Noam Chomsky: Societal “Breakdown” Gave Us Trump
According to one of the most outspoken members of the radical left, Donald Trump’s success can be blamed on the effects of Ronald Reagan, Margaret Thatcher, and others who emphasized the free market. In an interview with AlterNet, MIT professor Noam Chomsky said the answer to Trump’s rise was simple:
“Fear,” Chomsky said, “along with the breakdown of society during the neoliberal period. People feel isolated, helpless, victim of powerful forces that they do not understand and cannot influence.”
“Neoliberalism” is a scholarly term meant to encompass economic ideas that promote increased privatization and decreased government influence on the market. These ideas reached their American peak in the 1980s as Republicans pushed for a laissez-faire approach to the free market. These ideas, naturally, are despised by anyone who considers themselves a liberal, though the term itself can lead to confusion.
Chomsky said that America was now in a similar position to the 1930s, when the U.S. was suffering from the Great Depression. “Objectively, poverty and suffering were far greater,” Chomsky said. “But even among poor working people and the unemployed, there was a sense of hope that is lacking now, in large part because of the growth of a militant labor movement and also the existence of political organizations outside the mainstream.”
Chomsky, obviously, is aghast at the thought of a Trump presidency. He told AlterNet that he was a Bernie Sanders supporter, but that he would vote for Hillary Clinton over any of the Republican candidates.
No one can dismiss Chomsky as an idiot, but it’s important to remember that he has a very twisted view of America.

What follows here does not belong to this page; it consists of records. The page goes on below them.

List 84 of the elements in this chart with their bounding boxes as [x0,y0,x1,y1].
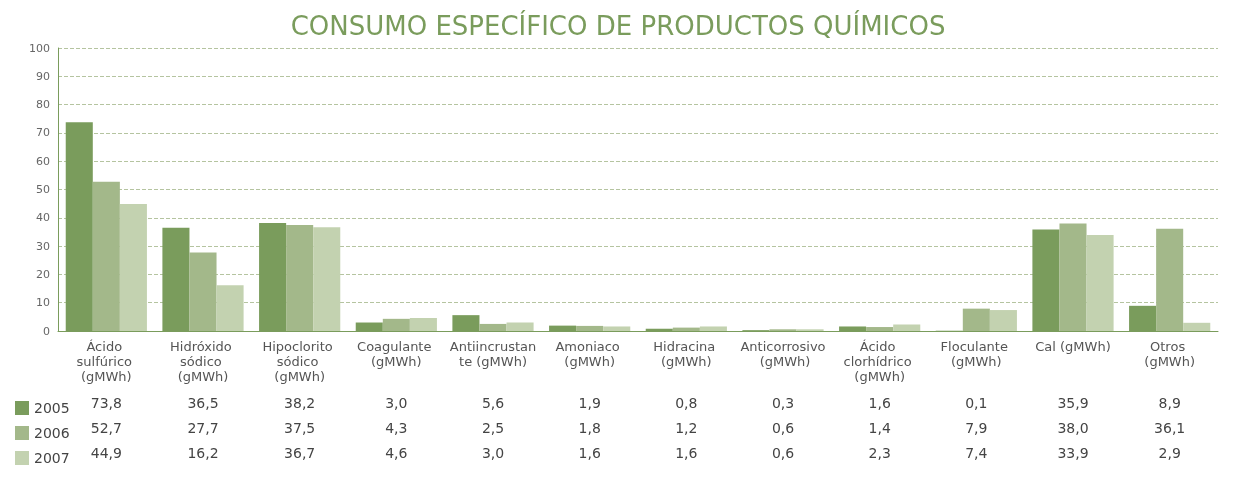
bar [1086,235,1114,331]
bar [409,317,437,331]
bar [92,181,120,331]
data-label: 0,8 [675,395,698,411]
x-tick-label: Hidróxido sódico (gMWh) [170,339,236,384]
bar [962,308,990,331]
bar [189,252,217,331]
data-label: 44,9 [90,445,122,461]
bar [699,326,727,331]
y-tick-label: 70 [36,126,50,140]
y-tick-label: 20 [36,267,50,281]
data-label: 8,9 [1158,395,1181,411]
y-tick-label: 90 [36,69,50,83]
data-label: 36,1 [1154,420,1186,436]
bar [479,323,507,331]
y-tick-label: 30 [36,239,50,253]
bar [1059,223,1087,331]
data-label: 36,7 [284,445,316,461]
data-label: 2,9 [1158,445,1181,461]
bar [119,203,147,331]
data-label: 73,8 [90,395,122,411]
bar [576,325,604,331]
legend-label: 2006 [34,425,70,441]
data-label: 1,8 [578,420,601,436]
bar [603,326,631,331]
bar [506,322,534,331]
x-tick-label: Coagulante (gMWh) [357,339,436,369]
legend-label: 2005 [34,400,70,416]
bar [989,310,1017,331]
data-label: 3,0 [481,445,505,461]
x-tick-label: Otros (gMWh) [1144,339,1196,369]
data-label: 35,9 [1057,395,1089,411]
x-tick-label: Ácido sulfúrico (gMWh) [76,339,137,384]
data-label: 1,2 [675,420,698,436]
legend-label: 2007 [34,450,70,466]
data-label: 4,6 [385,445,408,461]
y-tick-label: 10 [36,296,50,310]
data-label: 37,5 [284,420,316,436]
x-tick-label: Ácido clorhídrico (gMWh) [843,339,916,384]
bar [866,327,894,331]
y-tick-label: 40 [36,211,50,225]
data-label: 27,7 [187,420,219,436]
data-label: 1,6 [578,445,601,461]
data-label: 33,9 [1057,445,1089,461]
x-tick-label: Hidracina (gMWh) [653,339,720,369]
data-label: 5,6 [481,395,505,411]
y-tick-label: 80 [36,98,50,112]
y-tick-label: 60 [36,154,50,168]
data-label: 7,4 [965,445,988,461]
data-label: 2,3 [868,445,891,461]
bar [216,285,244,331]
data-label: 0,3 [771,395,795,411]
x-tick-label: Cal (gMWh) [1035,339,1111,354]
y-tick-label: 50 [36,183,50,196]
data-label: 1,9 [578,395,601,411]
chart-title: CONSUMO ESPECÍFICO DE PRODUCTOS QUÍMICOS [290,10,946,41]
y-tick-label: 0 [43,324,50,338]
data-label: 1,6 [675,445,698,461]
data-label: 4,3 [385,420,408,436]
data-label: 52,7 [90,420,122,436]
y-tick-label: 100 [29,41,50,55]
bar [1156,228,1184,331]
x-tick-label: Amoniaco (gMWh) [555,339,624,369]
data-label: 3,0 [385,395,408,411]
data-label: 16,2 [187,445,219,461]
data-label: 7,9 [965,420,988,436]
data-label: 1,4 [868,420,891,436]
bar [893,324,921,331]
data-label: 0,6 [771,445,795,461]
x-tick-label: Hipoclorito sódico (gMWh) [262,339,337,384]
data-label: 2,5 [481,420,505,436]
bar [1183,322,1211,331]
x-tick-label: Antiincrustante (gMWh) [449,339,537,369]
data-label: 0,6 [771,420,795,436]
data-label: 38,0 [1057,420,1089,436]
data-label: 0,1 [965,395,988,411]
bar [313,227,341,331]
x-tick-label: Anticorrosivo (gMWh) [740,339,826,369]
bar [382,318,410,331]
bar [286,224,314,331]
data-label: 38,2 [284,395,316,411]
data-label: 36,5 [187,395,219,411]
data-label: 1,6 [868,395,891,411]
x-tick-label: Floculante (gMWh) [940,339,1013,369]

He has often called the country a terrorist state and has criticized even the Democratic Party as being entrenched in right-wing policies. It’s no surprise to see him blame the rise of a nationalist outsider like Trump on something as nebulous as “fear.”

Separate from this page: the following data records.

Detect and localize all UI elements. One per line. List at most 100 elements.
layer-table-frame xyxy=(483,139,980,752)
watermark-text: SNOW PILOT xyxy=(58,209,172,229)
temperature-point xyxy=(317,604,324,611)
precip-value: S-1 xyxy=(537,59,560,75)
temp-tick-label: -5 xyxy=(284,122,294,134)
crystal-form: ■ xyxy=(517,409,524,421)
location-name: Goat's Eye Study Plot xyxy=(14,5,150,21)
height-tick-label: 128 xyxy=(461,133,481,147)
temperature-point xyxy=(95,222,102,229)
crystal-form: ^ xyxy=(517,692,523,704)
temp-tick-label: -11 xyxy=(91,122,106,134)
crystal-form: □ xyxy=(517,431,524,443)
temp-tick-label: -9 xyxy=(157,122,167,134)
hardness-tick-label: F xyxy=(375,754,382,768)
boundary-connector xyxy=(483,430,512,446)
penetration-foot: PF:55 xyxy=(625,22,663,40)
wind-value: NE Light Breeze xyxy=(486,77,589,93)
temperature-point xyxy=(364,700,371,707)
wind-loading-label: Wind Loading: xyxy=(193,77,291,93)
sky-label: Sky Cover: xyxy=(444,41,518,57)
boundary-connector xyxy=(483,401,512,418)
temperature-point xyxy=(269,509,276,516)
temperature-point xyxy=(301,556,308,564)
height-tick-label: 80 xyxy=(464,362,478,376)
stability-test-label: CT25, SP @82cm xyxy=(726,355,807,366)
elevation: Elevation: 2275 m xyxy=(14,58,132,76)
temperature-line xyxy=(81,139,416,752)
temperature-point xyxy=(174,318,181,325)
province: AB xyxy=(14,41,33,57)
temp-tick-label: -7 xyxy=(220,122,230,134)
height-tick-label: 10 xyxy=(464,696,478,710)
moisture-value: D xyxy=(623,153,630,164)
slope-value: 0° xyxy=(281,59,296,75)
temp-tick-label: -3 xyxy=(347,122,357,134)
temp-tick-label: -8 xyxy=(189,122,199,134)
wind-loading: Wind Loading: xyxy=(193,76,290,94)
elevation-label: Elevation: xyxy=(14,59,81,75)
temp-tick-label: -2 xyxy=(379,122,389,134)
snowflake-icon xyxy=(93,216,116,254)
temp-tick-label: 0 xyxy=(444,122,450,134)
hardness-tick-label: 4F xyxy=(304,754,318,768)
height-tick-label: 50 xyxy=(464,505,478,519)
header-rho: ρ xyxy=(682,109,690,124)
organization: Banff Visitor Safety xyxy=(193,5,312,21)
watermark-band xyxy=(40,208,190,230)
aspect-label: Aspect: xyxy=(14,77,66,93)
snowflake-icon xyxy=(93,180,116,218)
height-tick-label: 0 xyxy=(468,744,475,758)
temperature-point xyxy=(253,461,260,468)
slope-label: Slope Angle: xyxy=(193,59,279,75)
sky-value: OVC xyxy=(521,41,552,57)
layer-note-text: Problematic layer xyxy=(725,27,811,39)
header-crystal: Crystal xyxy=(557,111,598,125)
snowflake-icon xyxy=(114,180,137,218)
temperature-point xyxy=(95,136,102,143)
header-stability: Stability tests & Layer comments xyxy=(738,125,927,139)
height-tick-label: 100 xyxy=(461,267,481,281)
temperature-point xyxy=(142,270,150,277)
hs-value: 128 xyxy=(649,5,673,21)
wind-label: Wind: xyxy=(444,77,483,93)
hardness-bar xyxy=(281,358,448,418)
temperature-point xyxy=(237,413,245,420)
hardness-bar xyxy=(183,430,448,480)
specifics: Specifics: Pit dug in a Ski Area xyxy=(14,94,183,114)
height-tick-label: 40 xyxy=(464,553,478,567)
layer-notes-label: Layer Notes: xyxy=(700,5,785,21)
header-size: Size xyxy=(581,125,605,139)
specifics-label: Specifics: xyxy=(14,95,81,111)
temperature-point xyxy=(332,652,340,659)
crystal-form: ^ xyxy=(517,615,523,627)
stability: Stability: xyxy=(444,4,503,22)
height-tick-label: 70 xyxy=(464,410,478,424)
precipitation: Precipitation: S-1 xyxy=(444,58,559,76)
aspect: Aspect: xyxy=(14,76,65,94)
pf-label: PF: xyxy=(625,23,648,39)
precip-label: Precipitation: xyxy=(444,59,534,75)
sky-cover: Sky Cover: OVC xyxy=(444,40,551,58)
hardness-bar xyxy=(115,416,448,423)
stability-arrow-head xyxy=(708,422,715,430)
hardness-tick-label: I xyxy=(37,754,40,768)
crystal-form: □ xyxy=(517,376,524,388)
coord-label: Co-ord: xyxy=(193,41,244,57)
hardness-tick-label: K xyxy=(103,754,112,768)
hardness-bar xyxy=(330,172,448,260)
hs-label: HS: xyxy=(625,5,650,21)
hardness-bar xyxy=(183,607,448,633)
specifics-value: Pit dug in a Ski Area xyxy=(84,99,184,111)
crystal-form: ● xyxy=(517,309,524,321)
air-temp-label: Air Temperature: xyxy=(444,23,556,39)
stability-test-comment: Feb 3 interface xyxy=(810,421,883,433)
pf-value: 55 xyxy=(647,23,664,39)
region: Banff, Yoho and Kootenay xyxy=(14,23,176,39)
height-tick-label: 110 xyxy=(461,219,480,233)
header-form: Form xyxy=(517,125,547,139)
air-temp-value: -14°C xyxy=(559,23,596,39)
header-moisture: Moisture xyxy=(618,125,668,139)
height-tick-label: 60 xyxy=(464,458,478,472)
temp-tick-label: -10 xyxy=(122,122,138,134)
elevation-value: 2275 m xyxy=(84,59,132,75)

On the other hand, he’s not wrong about the “breakdown of society” that started happening in the 1980s. Far from being the result of the free market, though, this breakdown was given wings by an expanded welfare state, the cultural trash that invaded our homes through Hollywood, and the infection of feminism. And that breakdown has continued to this day, leading us to the point where it’s now considered racist to put a black man in prison for committing a crime.
For the last 40 years, the size and scope of our federal government has grown way out of control. And to anyone’s reckoning, it has only led to more problems and less opportunity. Maybe if we actually tried taking the reins off the free market, we would see the true power of economic conservatism.